Seiffert had his dog with him as well. As the three hikers and their dogs made their way down the path, they were surprised at how rugged the trail was.
“My dogs had cut his paws on the rocks,” Brad added.
The hikers and dogs had to walk over boulders and through several creeks, which for humans was not that bad but for a dog with cut up paws it became increasingly difficult.
They had started their hike at 10 a.m., which normally would have been enough time, but Truman was slowing down.
“He was really dragging. We tried to make a stretcher out of sticks and T-shirts,” Brad added.
The trail was too rough and it was getting late, so about 6 p.m. Brad told Jackson and Seiffert to hike out of the area along with the other dog to get help. They left Brad and Truman with whatever food and water they had left and hiked to the nearby ranger station.
Montrose Search and Rescue was contacted and hiked into the area with a wheeled litter rescue basket.
“We got there about 7:30,” said Camphouse. “The pads on [Truman’s] paws were all cut up,”

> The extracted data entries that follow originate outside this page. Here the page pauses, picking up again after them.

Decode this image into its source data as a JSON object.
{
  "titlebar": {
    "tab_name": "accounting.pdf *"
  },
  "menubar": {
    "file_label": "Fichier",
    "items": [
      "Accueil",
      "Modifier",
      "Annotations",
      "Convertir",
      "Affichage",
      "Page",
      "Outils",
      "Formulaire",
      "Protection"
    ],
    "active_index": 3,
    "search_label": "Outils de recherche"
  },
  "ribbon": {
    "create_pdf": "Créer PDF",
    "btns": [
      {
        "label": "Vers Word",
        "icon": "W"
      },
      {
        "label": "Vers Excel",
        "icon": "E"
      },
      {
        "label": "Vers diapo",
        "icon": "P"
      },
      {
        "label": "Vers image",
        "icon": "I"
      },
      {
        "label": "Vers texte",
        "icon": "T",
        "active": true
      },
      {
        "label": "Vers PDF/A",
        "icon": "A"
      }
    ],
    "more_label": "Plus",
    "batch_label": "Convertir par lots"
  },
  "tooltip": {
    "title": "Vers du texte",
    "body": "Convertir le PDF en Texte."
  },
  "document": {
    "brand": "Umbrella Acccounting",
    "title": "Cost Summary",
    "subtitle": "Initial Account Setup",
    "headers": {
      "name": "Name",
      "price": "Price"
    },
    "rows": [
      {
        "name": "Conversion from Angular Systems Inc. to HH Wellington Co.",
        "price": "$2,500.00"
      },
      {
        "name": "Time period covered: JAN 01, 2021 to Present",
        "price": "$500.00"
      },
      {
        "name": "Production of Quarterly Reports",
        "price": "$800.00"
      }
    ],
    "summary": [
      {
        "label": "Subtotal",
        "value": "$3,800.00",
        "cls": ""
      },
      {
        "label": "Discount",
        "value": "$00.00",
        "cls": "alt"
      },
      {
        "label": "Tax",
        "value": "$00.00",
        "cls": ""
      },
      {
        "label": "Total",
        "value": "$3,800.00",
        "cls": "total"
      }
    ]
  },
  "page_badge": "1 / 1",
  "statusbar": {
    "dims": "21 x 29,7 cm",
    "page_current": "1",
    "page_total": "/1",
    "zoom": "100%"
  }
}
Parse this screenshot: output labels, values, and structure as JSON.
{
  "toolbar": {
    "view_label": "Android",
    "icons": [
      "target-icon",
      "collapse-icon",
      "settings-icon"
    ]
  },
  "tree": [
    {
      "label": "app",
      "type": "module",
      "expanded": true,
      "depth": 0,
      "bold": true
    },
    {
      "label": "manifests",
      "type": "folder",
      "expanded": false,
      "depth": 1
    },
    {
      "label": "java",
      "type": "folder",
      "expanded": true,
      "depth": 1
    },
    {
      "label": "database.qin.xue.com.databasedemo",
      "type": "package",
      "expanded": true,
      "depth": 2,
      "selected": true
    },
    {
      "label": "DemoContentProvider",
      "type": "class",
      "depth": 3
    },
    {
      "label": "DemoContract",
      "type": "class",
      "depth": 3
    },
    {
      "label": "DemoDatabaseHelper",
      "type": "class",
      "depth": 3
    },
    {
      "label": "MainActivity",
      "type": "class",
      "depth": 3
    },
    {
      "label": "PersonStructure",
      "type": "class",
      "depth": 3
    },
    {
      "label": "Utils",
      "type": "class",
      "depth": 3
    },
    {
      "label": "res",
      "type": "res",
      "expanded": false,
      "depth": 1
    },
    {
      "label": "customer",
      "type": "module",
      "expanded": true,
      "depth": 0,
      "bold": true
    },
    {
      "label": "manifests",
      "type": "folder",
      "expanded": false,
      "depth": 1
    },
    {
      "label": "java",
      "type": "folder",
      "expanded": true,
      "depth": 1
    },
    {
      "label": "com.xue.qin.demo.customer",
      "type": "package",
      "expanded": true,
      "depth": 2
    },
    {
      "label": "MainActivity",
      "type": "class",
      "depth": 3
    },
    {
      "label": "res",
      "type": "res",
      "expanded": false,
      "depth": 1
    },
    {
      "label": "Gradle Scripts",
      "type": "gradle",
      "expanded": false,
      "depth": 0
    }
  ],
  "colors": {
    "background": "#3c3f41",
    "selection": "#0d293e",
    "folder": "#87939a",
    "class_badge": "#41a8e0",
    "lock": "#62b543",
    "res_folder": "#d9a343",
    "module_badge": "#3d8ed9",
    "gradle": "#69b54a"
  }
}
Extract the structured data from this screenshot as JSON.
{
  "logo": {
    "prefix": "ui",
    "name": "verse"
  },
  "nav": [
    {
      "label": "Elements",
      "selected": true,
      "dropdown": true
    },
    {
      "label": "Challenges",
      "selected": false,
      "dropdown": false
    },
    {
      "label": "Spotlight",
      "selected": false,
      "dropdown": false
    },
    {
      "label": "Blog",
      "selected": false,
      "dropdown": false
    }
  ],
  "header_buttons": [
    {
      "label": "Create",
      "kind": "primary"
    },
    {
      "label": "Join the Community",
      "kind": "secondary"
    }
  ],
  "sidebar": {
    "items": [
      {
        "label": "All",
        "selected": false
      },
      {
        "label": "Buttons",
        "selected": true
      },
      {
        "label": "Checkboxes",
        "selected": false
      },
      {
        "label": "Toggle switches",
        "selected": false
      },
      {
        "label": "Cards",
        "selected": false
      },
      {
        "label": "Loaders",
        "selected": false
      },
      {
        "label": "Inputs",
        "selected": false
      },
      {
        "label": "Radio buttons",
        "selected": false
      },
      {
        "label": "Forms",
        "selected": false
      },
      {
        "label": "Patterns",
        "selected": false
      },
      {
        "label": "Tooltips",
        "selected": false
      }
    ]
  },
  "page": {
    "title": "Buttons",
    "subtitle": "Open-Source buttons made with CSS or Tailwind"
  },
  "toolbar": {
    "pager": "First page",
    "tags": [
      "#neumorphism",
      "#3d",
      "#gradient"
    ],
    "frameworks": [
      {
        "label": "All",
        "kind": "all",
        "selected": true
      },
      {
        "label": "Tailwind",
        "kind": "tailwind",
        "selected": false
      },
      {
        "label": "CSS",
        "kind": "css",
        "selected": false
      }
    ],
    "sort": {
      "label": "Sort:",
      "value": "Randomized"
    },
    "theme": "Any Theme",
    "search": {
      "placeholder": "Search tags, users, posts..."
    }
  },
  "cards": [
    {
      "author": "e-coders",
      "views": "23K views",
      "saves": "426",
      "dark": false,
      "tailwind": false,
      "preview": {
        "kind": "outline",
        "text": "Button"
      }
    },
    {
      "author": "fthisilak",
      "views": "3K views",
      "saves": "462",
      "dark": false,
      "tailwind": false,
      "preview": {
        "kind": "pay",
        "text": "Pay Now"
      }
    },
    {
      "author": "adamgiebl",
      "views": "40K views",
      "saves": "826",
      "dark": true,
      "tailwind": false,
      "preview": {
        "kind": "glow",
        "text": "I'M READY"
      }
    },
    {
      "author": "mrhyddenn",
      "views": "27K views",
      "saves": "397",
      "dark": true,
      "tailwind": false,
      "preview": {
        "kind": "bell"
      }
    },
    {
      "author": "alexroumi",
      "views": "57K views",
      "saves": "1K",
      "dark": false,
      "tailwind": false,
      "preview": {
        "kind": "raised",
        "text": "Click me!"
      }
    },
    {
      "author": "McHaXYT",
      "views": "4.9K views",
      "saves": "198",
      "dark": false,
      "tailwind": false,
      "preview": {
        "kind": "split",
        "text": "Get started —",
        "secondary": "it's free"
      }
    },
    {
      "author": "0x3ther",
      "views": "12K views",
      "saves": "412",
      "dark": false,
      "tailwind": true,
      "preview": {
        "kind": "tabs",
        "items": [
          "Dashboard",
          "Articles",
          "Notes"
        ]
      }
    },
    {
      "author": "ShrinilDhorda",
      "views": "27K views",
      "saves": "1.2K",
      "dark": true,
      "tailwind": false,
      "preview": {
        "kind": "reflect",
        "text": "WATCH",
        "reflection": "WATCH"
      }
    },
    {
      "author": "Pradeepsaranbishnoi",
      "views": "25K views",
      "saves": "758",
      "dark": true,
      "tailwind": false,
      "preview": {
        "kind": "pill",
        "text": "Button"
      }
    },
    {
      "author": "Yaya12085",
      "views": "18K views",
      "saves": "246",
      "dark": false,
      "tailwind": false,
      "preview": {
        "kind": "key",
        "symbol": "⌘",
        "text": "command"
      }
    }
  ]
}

Brad would try to walk Truman toward the end of the trail, but the dog would get to a log and just sit down. With the darkness creeping in and the rugged terrain, he decided to wait for help.
“Then Mike (Leum) and Doug (Cramoline) [Montrose Search and Rescue members] came along with the wheeled stretcher,” he said. “It was awesome. I was getting nervous.”
Leum and Cramoline were followed by other MSR members with headlamps and ropes, not knowing what to expect.
“I didn’t know what was going to happen,” Brad said of the wait for help. “[Seeing MSR] was a great feeling.”
Brad added he was surprised to learn that MSR team members were volunteers.
“Those guys were great,” he said. “We were really lucky.”